I had literally just realized that bokeh doesn't have this, to me, essential (even fundamental) feature. After having been eying bokeh for years (was watching youtube vids etc. when it first appeared), I finally decided to give it a proper try. And I just assumed that after 5+ years, or so (?), bokeh would of course have something as basic as math rendering covered. After all, both matplotlib and plotly have it, so it is a pretty reasonable assumption to have, I think. So, yes, I am indeed baffled to learn that it is not. Perhaps the most surprising thing to me is that it wasn't a priority from day one. Because, from my perspective as a data scientist, that is how important and fundamental math is to anything that involves plotting anything.

The second that bokeh gets this feature, I will start using it immediately. Because matplotlib is outdated, and the python interface of plotly is convoluted, confusing, and poorly documented. Bokeh wins on all parameters... except for one.

— You are receiving this because you were mentioned. Reply to this email directly, view it on GitHub ( https://github.com/bokeh/bokeh/issues/6031#issuecomment-790475711 ) , or unsubscribe ( https://github.com/notifications/unsubscribe-auth/AAARBDXXXEHEONUYSOYUPJTTB5IJDANCNFSM4DEQECDA ).

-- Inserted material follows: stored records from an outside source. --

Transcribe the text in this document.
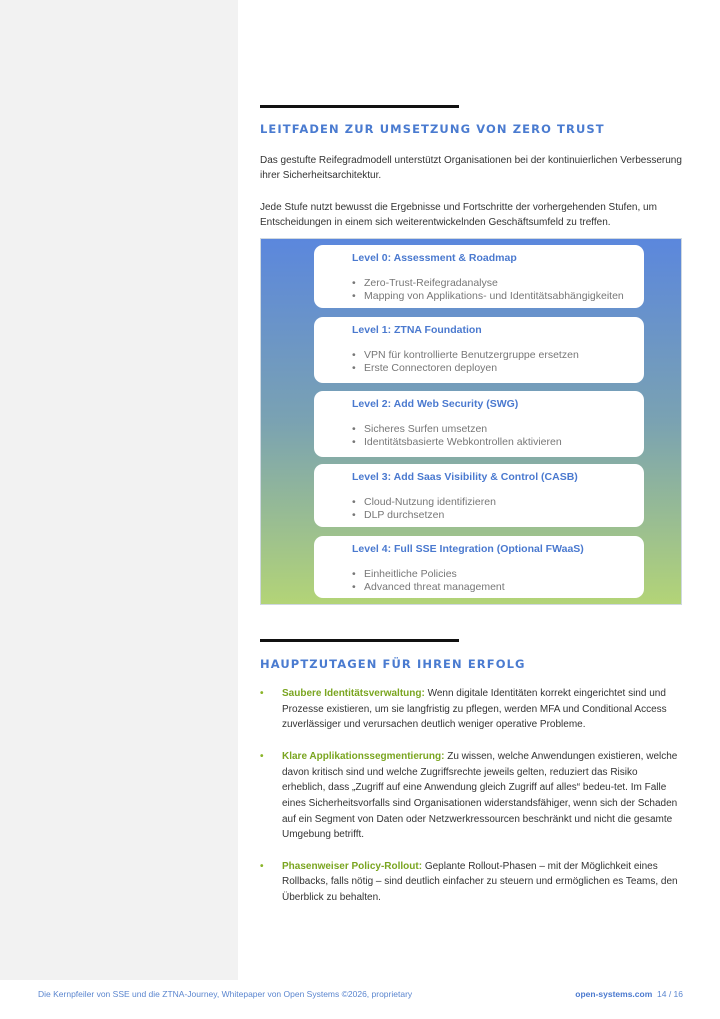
LEITFADEN ZUR UMSETZUNG VON ZERO TRUST

Das gestufte Reifegradmodell unterstützt Organisationen bei der kontinuierlichen Verbesserung ihrer Sicherheitsarchitektur.

Jede Stufe nutzt bewusst die Ergebnisse und Fortschritte der vorhergehenden Stufen, um Entscheidungen in einem sich weiterentwickelnden Geschäftsumfeld zu treffen.

Level 0: Assessment & Roadmap
• Zero-Trust-Reifegradanalyse
• Mapping von Applikations- und Identitätsabhängigkeiten
Level 1: ZTNA Foundation
• VPN für kontrollierte Benutzergruppe ersetzen
• Erste Connectoren deployen
Level 2: Add Web Security (SWG)
• Sicheres Surfen umsetzen
• Identitätsbasierte Webkontrollen aktivieren
Level 3: Add Saas Visibility & Control (CASB)
• Cloud-Nutzung identifizieren
• DLP durchsetzen
Level 4: Full SSE Integration (Optional FWaaS)
• Einheitliche Policies
• Advanced threat management
HAUPTZUTAGEN FÜR IHREN ERFOLG
• Saubere Identitätsverwaltung: Wenn digitale Identitäten korrekt eingerichtet sind und Prozesse existieren, um sie langfristig zu pflegen, werden MFA und Conditional Access zuverlässiger und verursachen deutlich weniger operative Probleme.
• Klare Applikationssegmentierung: Zu wissen, welche Anwendungen existieren, welche davon kritisch sind und welche Zugriffsrechte jeweils gelten, reduziert das Risiko erheblich, dass „Zugriff auf eine Anwendung gleich Zugriff auf alles“ bedeu-tet. Im Falle eines Sicherheitsvorfalls sind Organisationen widerstandsfähiger, wenn sich der Schaden auf ein Segment von Daten oder Netzwerkressourcen beschränkt und nicht die gesamte Umgebung betrifft.
• Phasenweiser Policy-Rollout: Geplante Rollout-Phasen – mit der Möglichkeit eines Rollbacks, falls nötig – sind deutlich einfacher zu steuern und ermöglichen es Teams, den Überblick zu behalten.
Die Kernpfeiler von SSE und die ZTNA-Journey, Whitepaper von Open Systems ©2026, proprietary	open-systems.com 14 / 16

mattpap commented 3 years ago

but the existing implementation of matplotlib doesn’t help?

It doesn't, because matplotlib has access to a proper OS native latex distribution (say texlive), whereas bokeh renders in a web browser, so we are limited to libraries like MathJax or Katex (or perhaps an in-house implementation), that reimplement a subset of such a distribution for web browsers.

bryevdv commented 3 years ago

Exactly. There’s nothing wrong with MPL code, MPL just has the luxury of controlling and rendering everything in Python. All of the uncertainty and risk that raises the activation energy for starting this task so high (relative to other priorities that get picked over it) ultimately stems from the fact the actual work done by Bokeh happens in the browser, at a different time, not in Python. As for plotly, they are a fifty person company with tens of millions of dollars in funding and revenue.

nikosarcevic commented 3 years ago

I'm following the conversation here and somehow I feel guilty for commenting and reviving the issue thread. I also assumed you guys in Bokeh are a small team and my gods, I hope some entity throws cash your way so you can make this tex thing happen (and other stuff too). Because although I am trying out other stuff (holoviews etc), I keep getting back to bokeh cuz it is truly cool. And tysm for doing all the work so far (and especially having the absolute best community support).

bryevdv commented 3 years ago

I hope some entity throws cash your way so you can make this tex thing happen

This feature is part of the CZI grant the project received at the start of the year. Work is already (just) starting!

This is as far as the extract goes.